The Common Programme was the legal basis for the consolidation of CCP rule in the early 1950s, framing the Land Reform Law (1950), the Marriage Law (1950), and the suppression of counter-revolutionaries. Its transitional character ended once socialist construction accelerated: the 1954 Constitution, adopted by the First National People's Congress on 20 September 1954, replaced it, institutionalising the NPC as the supreme organ of state power and reducing the CPPCC to a united-front advisory body — a status it retains in 2026 under the current 1982 Constitution. The Common Programme is thus remembered as the constitutional bridge between the revolutionary seizure of power and the formal state architecture of socialist China.

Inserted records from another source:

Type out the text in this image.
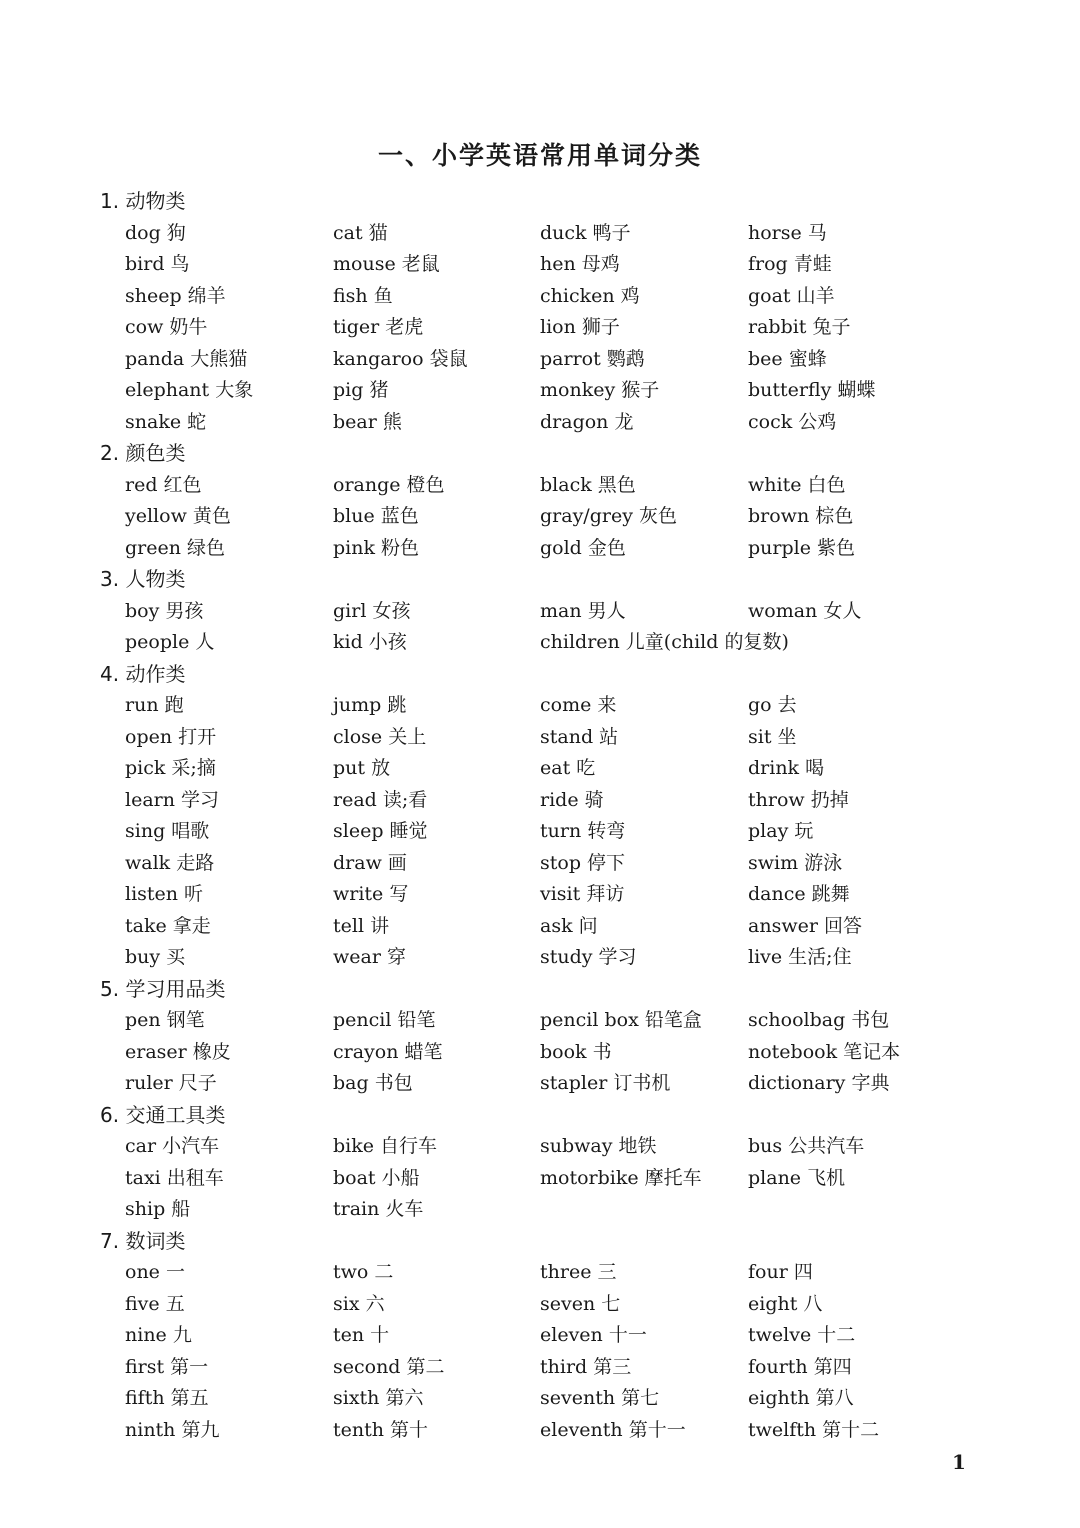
一、小学英语常用单词分类
1. 动物类
dog 狗	cat 猫	duck 鸭子	horse 马
bird 鸟	mouse 老鼠	hen 母鸡	frog 青蛙
sheep 绵羊	fish 鱼	chicken 鸡	goat 山羊
cow 奶牛	tiger 老虎	lion 狮子	rabbit 兔子
panda 大熊猫	kangaroo 袋鼠	parrot 鹦鹉	bee 蜜蜂
elephant 大象	pig 猪	monkey 猴子	butterfly 蝴蝶
snake 蛇	bear 熊	dragon 龙	cock 公鸡
2. 颜色类
red 红色	orange 橙色	black 黑色	white 白色
yellow 黄色	blue 蓝色	gray/grey 灰色	brown 棕色
green 绿色	pink 粉色	gold 金色	purple 紫色
3. 人物类
boy 男孩	girl 女孩	man 男人	woman 女人
people 人	kid 小孩	children 儿童(child 的复数)
4. 动作类
run 跑	jump 跳	come 来	go 去
open 打开	close 关上	stand 站	sit 坐
pick 采;摘	put 放	eat 吃	drink 喝
learn 学习	read 读;看	ride 骑	throw 扔掉
sing 唱歌	sleep 睡觉	turn 转弯	play 玩
walk 走路	draw 画	stop 停下	swim 游泳
listen 听	write 写	visit 拜访	dance 跳舞
take 拿走	tell 讲	ask 问	answer 回答
buy 买	wear 穿	study 学习	live 生活;住
5. 学习用品类
pen 钢笔	pencil 铅笔	pencil box 铅笔盒 schoolbag 书包
eraser 橡皮	crayon 蜡笔	book 书	notebook 笔记本
ruler 尺子	bag 书包	stapler 订书机	dictionary 字典
6. 交通工具类
car 小汽车	bike 自行车	subway 地铁	bus 公共汽车
taxi 出租车	boat 小船	motorbike 摩托车 plane 飞机
ship 船	train 火车
7. 数词类
one 一	two 二	three 三	four 四
five 五	six 六	seven 七	eight 八
nine 九	ten 十	eleven 十一	twelve 十二
first 第一	second 第二	third 第三	fourth 第四
fifth 第五	sixth 第六	seventh 第七	eighth 第八
ninth 第九	tenth 第十	eleventh 第十一	twelfth 第十二
1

For competitive examinations, the Common Programme appears squarely in China modern history and China political system papers, and in comparative-government and international-relations sections of UPSC, FSOT and CSS syllabi. Typical question angles ask candidates to identify it as the PRC's interim constitution, to date it (1949) against the first formal Constitution (1954), to explain its embodiment of "New Democracy" and "people's democratic dictatorship," and to trace the evolving role of the CPPCC from quasi-legislature to advisory organ. Examiners frequently test the distinction between the CPPCC and the NPC, making precise dating and institutional sequencing essential.
Example
On 29 September 1949, the First Plenary Session of the CPPCC in Beiping adopted the Common Programme under Mao Zedong's leadership, giving the new People's Republic its interim constitution one day before its founding.
Frequently asked questions
It was the interim constitution of the People's Republic of China, adopted on 29 September 1949 by the First Plenary Session of the Chinese People's Political Consultative Conference. It served as the founding legal charter until the 1954 Constitution replaced it.